Lightning center Tim Taylor loses his balance, glove and stick while being fouled by Capitals defender Nolan Yonkman in the second period.
Lightning right wing Vinny Prospal fights for puck control against Washington right wing Matt Bradley.
WASHINGTON - On a road trip that featured victories over the red-hot Hurricanes and Flyers, who would've thought that a tough-as-nails overtime victory against the lowly Capitals would go down as not only the highlight of the trip, but the best victory of the season?
Hey, why not jump in with both feet? This might have been the most dramatic regular-season win in franchise history.
On paper, the Lightning's 4-3 shootout victory at the MCI Center against a team hanging out with the bottom feeders of the Eastern Conference is no reason to go crazy.
But consider this: the Lightning climbed out of a 3-0 second-period hole and, stop the presses, won a shootout for the first time in franchise history.

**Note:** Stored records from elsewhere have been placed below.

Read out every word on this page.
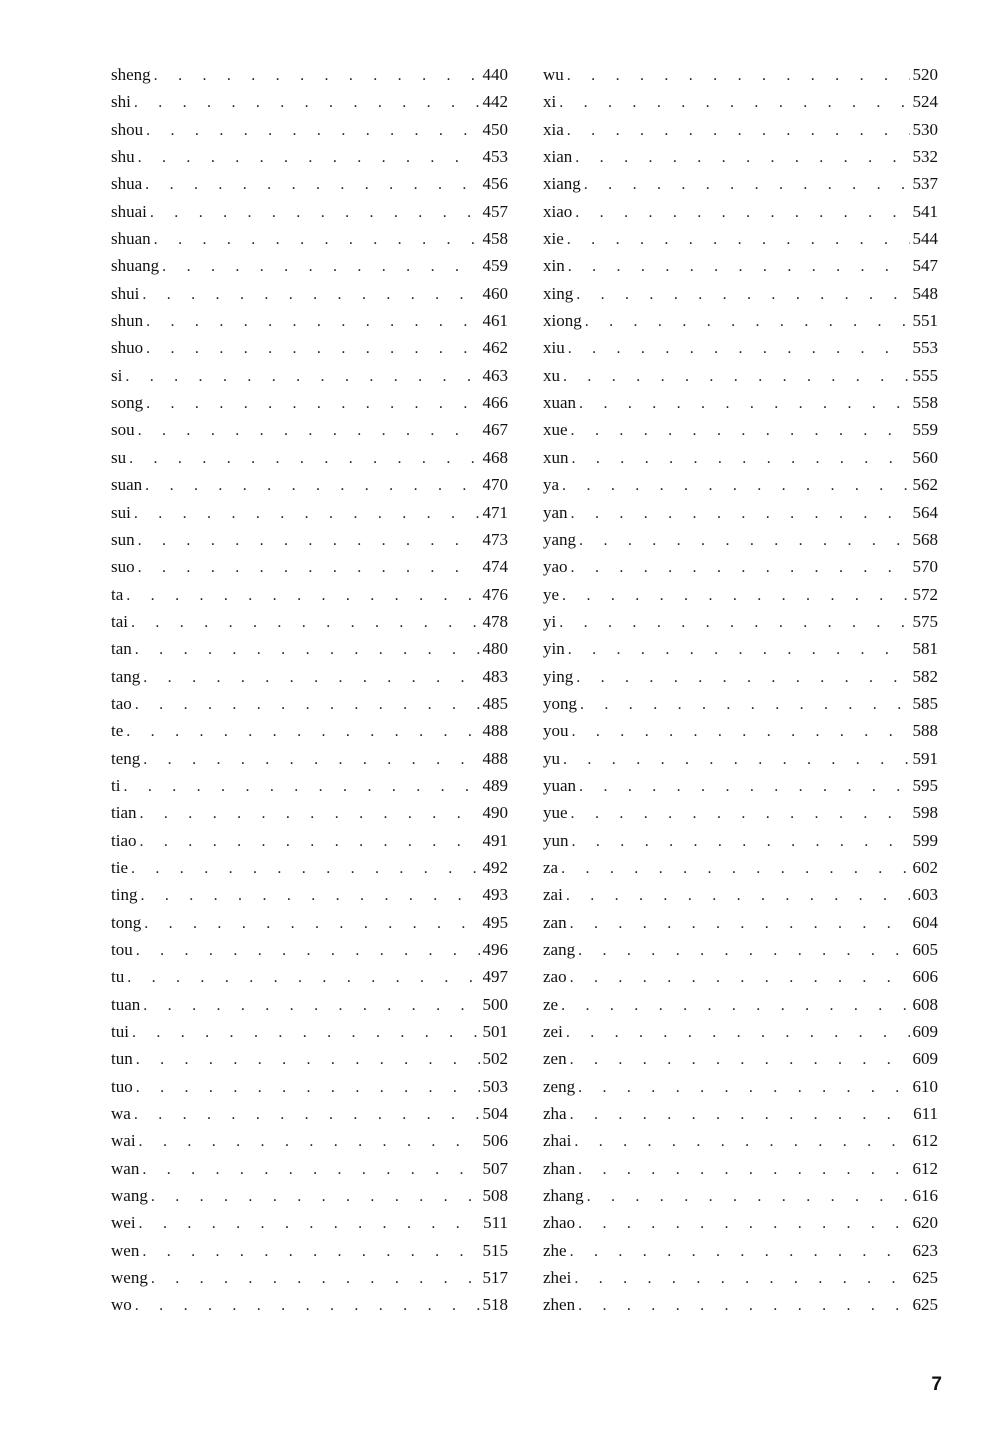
sheng . . .	440
shi . . .	442
shou . . .	450
shu . . .	453
shua . . .	456
shuai . . .	457
shuan . . .	458
shuang . . .	459
shui . . .	460
shun . . .	461
shuo . . .	462
si . . .	463
song . . .	466
sou . . .	467
su . . .	468
suan . . .	470
sui . . .	471
sun . . .	473
suo . . .	474
ta . . .	476
tai . . .	478
tan . . .	480
tang . . .	483
tao . . .	485
te . . .	488
teng . . .	488
ti . . .	489
tian . . .	490
tiao . . .	491
tie . . .	492
ting . . .	493
tong . . .	495
tou . . .	496
tu . . .	497
tuan . . .	500
tui . . .	501
tun . . .	502
tuo . . .	503
wa . . .	504
wai . . .	506
wan . . .	507
wang . . .	508
wei . . .	511
wen . . .	515
weng . . .	517
wo . . .	518
wu . . .	520
xi . . .	524
xia . . .	530
xian . . .	532
xiang . . .	537
xiao . . .	541
xie . . .	544
xin . . .	547
xing . . .	548
xiong . . .	551
xiu . . .	553
xu . . .	555
xuan . . .	558
xue . . .	559
xun . . .	560
ya . . .	562
yan . . .	564
yang . . .	568
yao . . .	570
ye . . .	572
yi . . .	575
yin . . .	581
ying . . .	582
yong . . .	585
you . . .	588
yu . . .	591
yuan . . .	595
yue . . .	598
yun . . .	599
za . . .	602
zai . . .	603
zan . . .	604
zang . . .	605
zao . . .	606
ze . . .	608
zei . . .	609
zen . . .	609
zeng . . .	610
zha . . .	611
zhai . . .	612
zhan . . .	612
zhang . . .	616
zhao . . .	620
zhe . . .	623
zhei . . .	625
zhen . . .	625
7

"I told (associate coach Craig Ramsey) sooner or later, one of these (shootouts) has got to come through for us," Lightning coach John Tortorella said. "I felt fortunate just getting the point for going to overtime, but getting the two points is a nice way to end the trip."
After losing the previous three shootouts, the Lightning got goals from Brad Richards and Vinny Prospal and four stops from goalie John Grahame in a five-round shootout. The victory gives the Lightning (12-9-3) points in six consecutive games and four victories in a row. It also puts the Lightning a mere two points behind the Hurricanes for the Southeast Division lead.

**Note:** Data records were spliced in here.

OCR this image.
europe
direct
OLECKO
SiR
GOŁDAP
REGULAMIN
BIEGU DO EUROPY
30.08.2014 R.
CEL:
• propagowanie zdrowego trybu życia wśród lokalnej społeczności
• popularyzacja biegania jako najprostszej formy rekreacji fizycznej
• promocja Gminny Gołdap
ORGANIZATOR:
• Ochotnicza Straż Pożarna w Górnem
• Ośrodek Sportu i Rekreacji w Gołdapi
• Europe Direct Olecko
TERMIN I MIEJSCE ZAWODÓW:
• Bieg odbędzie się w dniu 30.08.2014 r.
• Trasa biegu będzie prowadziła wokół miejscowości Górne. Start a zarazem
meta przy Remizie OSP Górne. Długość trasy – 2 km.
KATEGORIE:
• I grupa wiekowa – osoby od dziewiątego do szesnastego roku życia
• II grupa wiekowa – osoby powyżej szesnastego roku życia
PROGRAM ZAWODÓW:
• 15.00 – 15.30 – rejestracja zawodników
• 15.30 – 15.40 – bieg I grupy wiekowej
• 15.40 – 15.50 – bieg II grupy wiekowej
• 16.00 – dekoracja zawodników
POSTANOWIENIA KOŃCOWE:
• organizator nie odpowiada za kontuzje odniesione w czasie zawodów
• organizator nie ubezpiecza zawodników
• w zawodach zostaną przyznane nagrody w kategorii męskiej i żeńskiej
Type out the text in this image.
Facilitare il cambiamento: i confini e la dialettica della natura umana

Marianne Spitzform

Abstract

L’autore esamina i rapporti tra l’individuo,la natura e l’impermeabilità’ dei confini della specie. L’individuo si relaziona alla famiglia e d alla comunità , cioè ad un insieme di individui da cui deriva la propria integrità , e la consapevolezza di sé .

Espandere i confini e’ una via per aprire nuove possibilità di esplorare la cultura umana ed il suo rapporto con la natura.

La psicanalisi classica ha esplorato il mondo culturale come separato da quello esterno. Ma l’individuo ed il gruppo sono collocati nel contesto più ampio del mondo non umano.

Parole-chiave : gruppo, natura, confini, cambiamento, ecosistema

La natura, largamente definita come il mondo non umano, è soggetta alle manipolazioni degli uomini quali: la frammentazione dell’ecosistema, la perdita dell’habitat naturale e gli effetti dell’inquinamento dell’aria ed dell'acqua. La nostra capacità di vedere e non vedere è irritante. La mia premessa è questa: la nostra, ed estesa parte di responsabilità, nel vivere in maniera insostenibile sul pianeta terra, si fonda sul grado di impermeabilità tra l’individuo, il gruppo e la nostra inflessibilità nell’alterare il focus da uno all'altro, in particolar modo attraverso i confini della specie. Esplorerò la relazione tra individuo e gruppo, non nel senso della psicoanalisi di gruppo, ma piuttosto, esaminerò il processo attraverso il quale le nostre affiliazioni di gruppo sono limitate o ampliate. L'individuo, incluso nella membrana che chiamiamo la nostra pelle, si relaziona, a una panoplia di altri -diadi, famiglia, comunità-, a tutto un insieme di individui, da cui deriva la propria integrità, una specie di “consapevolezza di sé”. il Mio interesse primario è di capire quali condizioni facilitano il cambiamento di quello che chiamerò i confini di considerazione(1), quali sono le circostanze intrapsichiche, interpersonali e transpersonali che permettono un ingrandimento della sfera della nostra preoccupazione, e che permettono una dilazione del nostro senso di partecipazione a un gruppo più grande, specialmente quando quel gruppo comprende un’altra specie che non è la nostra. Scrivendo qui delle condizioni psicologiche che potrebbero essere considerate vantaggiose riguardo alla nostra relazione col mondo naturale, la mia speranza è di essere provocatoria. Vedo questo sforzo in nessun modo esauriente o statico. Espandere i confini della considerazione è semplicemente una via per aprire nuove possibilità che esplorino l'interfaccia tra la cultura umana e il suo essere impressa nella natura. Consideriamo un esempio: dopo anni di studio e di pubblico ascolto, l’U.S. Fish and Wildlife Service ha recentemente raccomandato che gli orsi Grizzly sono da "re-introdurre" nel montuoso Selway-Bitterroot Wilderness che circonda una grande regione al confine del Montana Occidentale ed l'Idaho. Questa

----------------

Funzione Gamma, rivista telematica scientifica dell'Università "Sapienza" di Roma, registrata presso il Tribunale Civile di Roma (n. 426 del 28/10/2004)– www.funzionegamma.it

"It's a big win," Richards said. "We felt we deserved to get two points with the way we played. So it's nice to get it because it solidifies the road trip."
The Lightning likely did deserve to win. It dominated play and outshot the Caps 42-20. But 39 seconds nearly ruined the night and put a serious damper on what had been a nice little road trip.
In perhaps the worst 39 seconds in franchise history, the Lightning stumbled and bumbled and gave up two goals to fall behind 3-0.
The comedy of errors started when miscommunication led to a Caps breakaway for Matt Pettinger. Lightning defenseman Pavel Kubina had no choice but haul Pettinger down and Pettinger was awarded a penalty shot. Pettinger scored at 26 seconds of the period.
Only 13 seconds later, the Caps had another goal when a tricky bounce off the backboards fooled Grahame. Brian Sutherby poked in the rebound and, at that point, the Lightning could've packed it in as just one of those nights.
"There was no quit in us, we never panicked," Tortorella said. "I still thought we could win. Hey, give these guys credit. We've had a tough travel schedule and we keep playing hard and we found a way. ... We're playing some of our best hockey of the year.'
Defenseman Dan Boyle scored twice and Rob DiMaio scored his first of the season as the Lightning fought back. Boyle's second goal at 5:45 of the third tied the game.
Then came the history-making shootout.
"It's huge," Grahame said. "To fight all the way back after being down 3-0, to lose in a shootout would've given us a losing feeling. Instead, we come out feeling good about ourselves. It's a huge win. It just shows our character."